Ainsi fut partagé le territoire, mais cet état ne dura pas longtemps, car Charibert épousa une noble dame, la fille du roi de Gascogne, appelée Ingoberge ; celle-ci avait deux chambrières, qui étaient de basse lignée, et s’appelaient Marcovèfe et Méroflède ; le roi Charibert s’éprit de Méroflède, la plus jeune ; mais quand la reine l’apprit, elle la fit tuer. Le roi quitta la reine et épousa l’autre chambrière.

[Sains Germain excommegnat le roy] Et de chu sains Germain, evesque de Lutesse, excommengnat le roy et fut excommengniés toute sa vie ; et alat tenir à Bleves, et ne tenoit point d'estaut de roy.

[Saint Germain excommunia le roi] Suite à cela, saint Germain, évêque de Lutèce, excommunia le roi Charibert, qui le resta toute sa vie. Il alla se fixer à Blaye, sans plus avoir le statut de roi.

[Cilperis soy fist coroneir roy de Paris, qui fut ly VIIe roy Franchois] Adont vient Cilperis, ly roy de Soison, en la terre son frere Heribers, qui astoit li plus anneis apres luy, et soy fist coroneir par les Franchois, qui le fisent volentiers.
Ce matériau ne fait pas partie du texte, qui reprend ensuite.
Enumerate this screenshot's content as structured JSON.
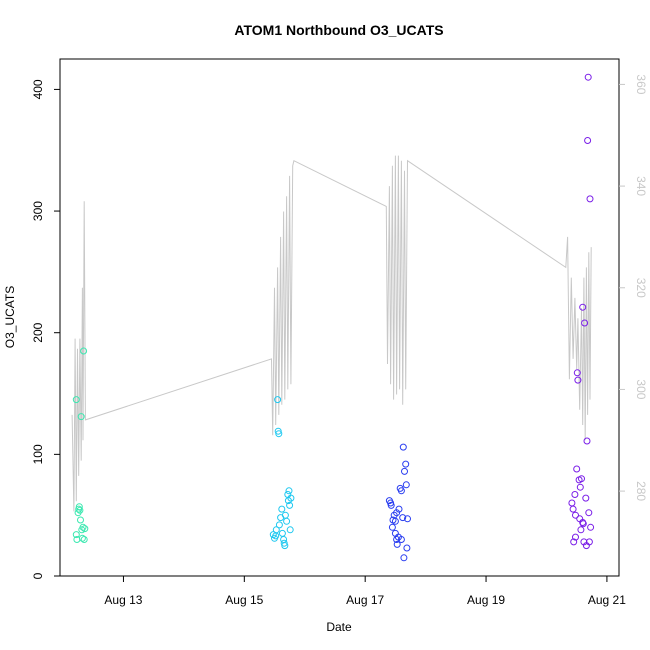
{
  "chart_data": {
    "type": "scatter",
    "title": "ATOM1 Northbound O3_UCATS",
    "xlabel": "Date",
    "ylabel": "O3_UCATS",
    "x_ticks": [
      {
        "label": "Aug 13",
        "value": 13.0
      },
      {
        "label": "Aug 15",
        "value": 15.0
      },
      {
        "label": "Aug 17",
        "value": 17.0
      },
      {
        "label": "Aug 19",
        "value": 19.0
      },
      {
        "label": "Aug 21",
        "value": 21.0
      }
    ],
    "xlim": [
      11.95,
      21.2
    ],
    "ylim": [
      0,
      425
    ],
    "y_ticks": [
      0,
      100,
      200,
      300,
      400
    ],
    "secondary_axis": {
      "color": "#c8c8c8",
      "ylim": [
        263.3,
        365.0
      ],
      "y_ticks": [
        280,
        300,
        320,
        340,
        360
      ]
    },
    "series": [
      {
        "color": "#3be8b0",
        "points": [
          [
            12.22,
            145
          ],
          [
            12.22,
            34
          ],
          [
            12.23,
            30
          ],
          [
            12.25,
            52
          ],
          [
            12.26,
            55
          ],
          [
            12.27,
            57
          ],
          [
            12.28,
            54
          ],
          [
            12.29,
            46
          ],
          [
            12.3,
            131
          ],
          [
            12.31,
            38
          ],
          [
            12.32,
            31
          ],
          [
            12.33,
            40
          ],
          [
            12.34,
            185
          ],
          [
            12.35,
            30
          ],
          [
            12.36,
            39
          ]
        ]
      },
      {
        "color": "#1ec8f0",
        "points": [
          [
            15.48,
            34
          ],
          [
            15.5,
            31
          ],
          [
            15.52,
            33
          ],
          [
            15.53,
            38
          ],
          [
            15.55,
            145
          ],
          [
            15.56,
            119
          ],
          [
            15.57,
            117
          ],
          [
            15.58,
            42
          ],
          [
            15.6,
            48
          ],
          [
            15.62,
            55
          ],
          [
            15.63,
            35
          ],
          [
            15.65,
            30
          ],
          [
            15.66,
            27
          ],
          [
            15.67,
            25
          ],
          [
            15.68,
            50
          ],
          [
            15.7,
            45
          ],
          [
            15.72,
            67
          ],
          [
            15.73,
            62
          ],
          [
            15.74,
            70
          ],
          [
            15.75,
            58
          ],
          [
            15.76,
            38
          ],
          [
            15.77,
            64
          ]
        ]
      },
      {
        "color": "#2a3ef0",
        "points": [
          [
            17.4,
            62
          ],
          [
            17.42,
            60
          ],
          [
            17.43,
            58
          ],
          [
            17.45,
            40
          ],
          [
            17.46,
            46
          ],
          [
            17.48,
            50
          ],
          [
            17.5,
            35
          ],
          [
            17.52,
            30
          ],
          [
            17.53,
            26
          ],
          [
            17.55,
            32
          ],
          [
            17.56,
            55
          ],
          [
            17.58,
            72
          ],
          [
            17.6,
            70
          ],
          [
            17.62,
            48
          ],
          [
            17.63,
            106
          ],
          [
            17.64,
            15
          ],
          [
            17.65,
            86
          ],
          [
            17.67,
            92
          ],
          [
            17.68,
            75
          ],
          [
            17.69,
            23
          ],
          [
            17.7,
            47
          ],
          [
            17.52,
            52
          ],
          [
            17.5,
            45
          ],
          [
            17.6,
            30
          ]
        ]
      },
      {
        "color": "#7a1ee8",
        "points": [
          [
            20.42,
            60
          ],
          [
            20.44,
            55
          ],
          [
            20.45,
            28
          ],
          [
            20.47,
            67
          ],
          [
            20.48,
            32
          ],
          [
            20.5,
            88
          ],
          [
            20.51,
            167
          ],
          [
            20.52,
            161
          ],
          [
            20.54,
            79
          ],
          [
            20.56,
            73
          ],
          [
            20.57,
            38
          ],
          [
            20.58,
            80
          ],
          [
            20.6,
            221
          ],
          [
            20.61,
            43
          ],
          [
            20.62,
            28
          ],
          [
            20.63,
            208
          ],
          [
            20.65,
            64
          ],
          [
            20.66,
            25
          ],
          [
            20.67,
            111
          ],
          [
            20.68,
            358
          ],
          [
            20.69,
            410
          ],
          [
            20.7,
            52
          ],
          [
            20.71,
            28
          ],
          [
            20.72,
            310
          ],
          [
            20.73,
            40
          ],
          [
            20.48,
            50
          ],
          [
            20.55,
            47
          ],
          [
            20.6,
            44
          ]
        ]
      }
    ],
    "secondary_line": [
      [
        12.15,
        295
      ],
      [
        12.18,
        276
      ],
      [
        12.2,
        310
      ],
      [
        12.22,
        278
      ],
      [
        12.24,
        308
      ],
      [
        12.26,
        283
      ],
      [
        12.28,
        310
      ],
      [
        12.3,
        286
      ],
      [
        12.32,
        320
      ],
      [
        12.33,
        290
      ],
      [
        12.35,
        337
      ],
      [
        12.37,
        294
      ],
      [
        15.45,
        306
      ],
      [
        15.47,
        291
      ],
      [
        15.5,
        320
      ],
      [
        15.52,
        293
      ],
      [
        15.55,
        324
      ],
      [
        15.57,
        295
      ],
      [
        15.6,
        330
      ],
      [
        15.62,
        297
      ],
      [
        15.65,
        335
      ],
      [
        15.67,
        298
      ],
      [
        15.7,
        338
      ],
      [
        15.72,
        300
      ],
      [
        15.75,
        342
      ],
      [
        15.77,
        301
      ],
      [
        15.8,
        344
      ],
      [
        15.82,
        345
      ],
      [
        17.35,
        336
      ],
      [
        17.37,
        305
      ],
      [
        17.4,
        340
      ],
      [
        17.42,
        301
      ],
      [
        17.45,
        344
      ],
      [
        17.47,
        298
      ],
      [
        17.5,
        346
      ],
      [
        17.52,
        299
      ],
      [
        17.55,
        346
      ],
      [
        17.57,
        300
      ],
      [
        17.6,
        345
      ],
      [
        17.62,
        297
      ],
      [
        17.65,
        343
      ],
      [
        17.67,
        300
      ],
      [
        17.7,
        345
      ],
      [
        20.32,
        324
      ],
      [
        20.35,
        330
      ],
      [
        20.38,
        302
      ],
      [
        20.41,
        322
      ],
      [
        20.44,
        306
      ],
      [
        20.47,
        318
      ],
      [
        20.5,
        304
      ],
      [
        20.52,
        314
      ],
      [
        20.55,
        296
      ],
      [
        20.58,
        316
      ],
      [
        20.6,
        293
      ],
      [
        20.62,
        322
      ],
      [
        20.64,
        290
      ],
      [
        20.66,
        324
      ],
      [
        20.68,
        295
      ],
      [
        20.7,
        327
      ],
      [
        20.72,
        298
      ],
      [
        20.74,
        328
      ]
    ]
  }
}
Et dest que son frere n'estoit mie digne d'estre roy, qui se lassoit enssi excommengnier. Enssi fut Cilperis roy de Franche, enssi qu'ilh demandoit, et regnat XXIII ans ; et fut coroneis l'an deseurdit en mois de novembre, car Heribers n'avoit tenut sa terre que IIII mois ; et fut ly VIIe roy de Franche, car Heribers de riens ne fut compteis.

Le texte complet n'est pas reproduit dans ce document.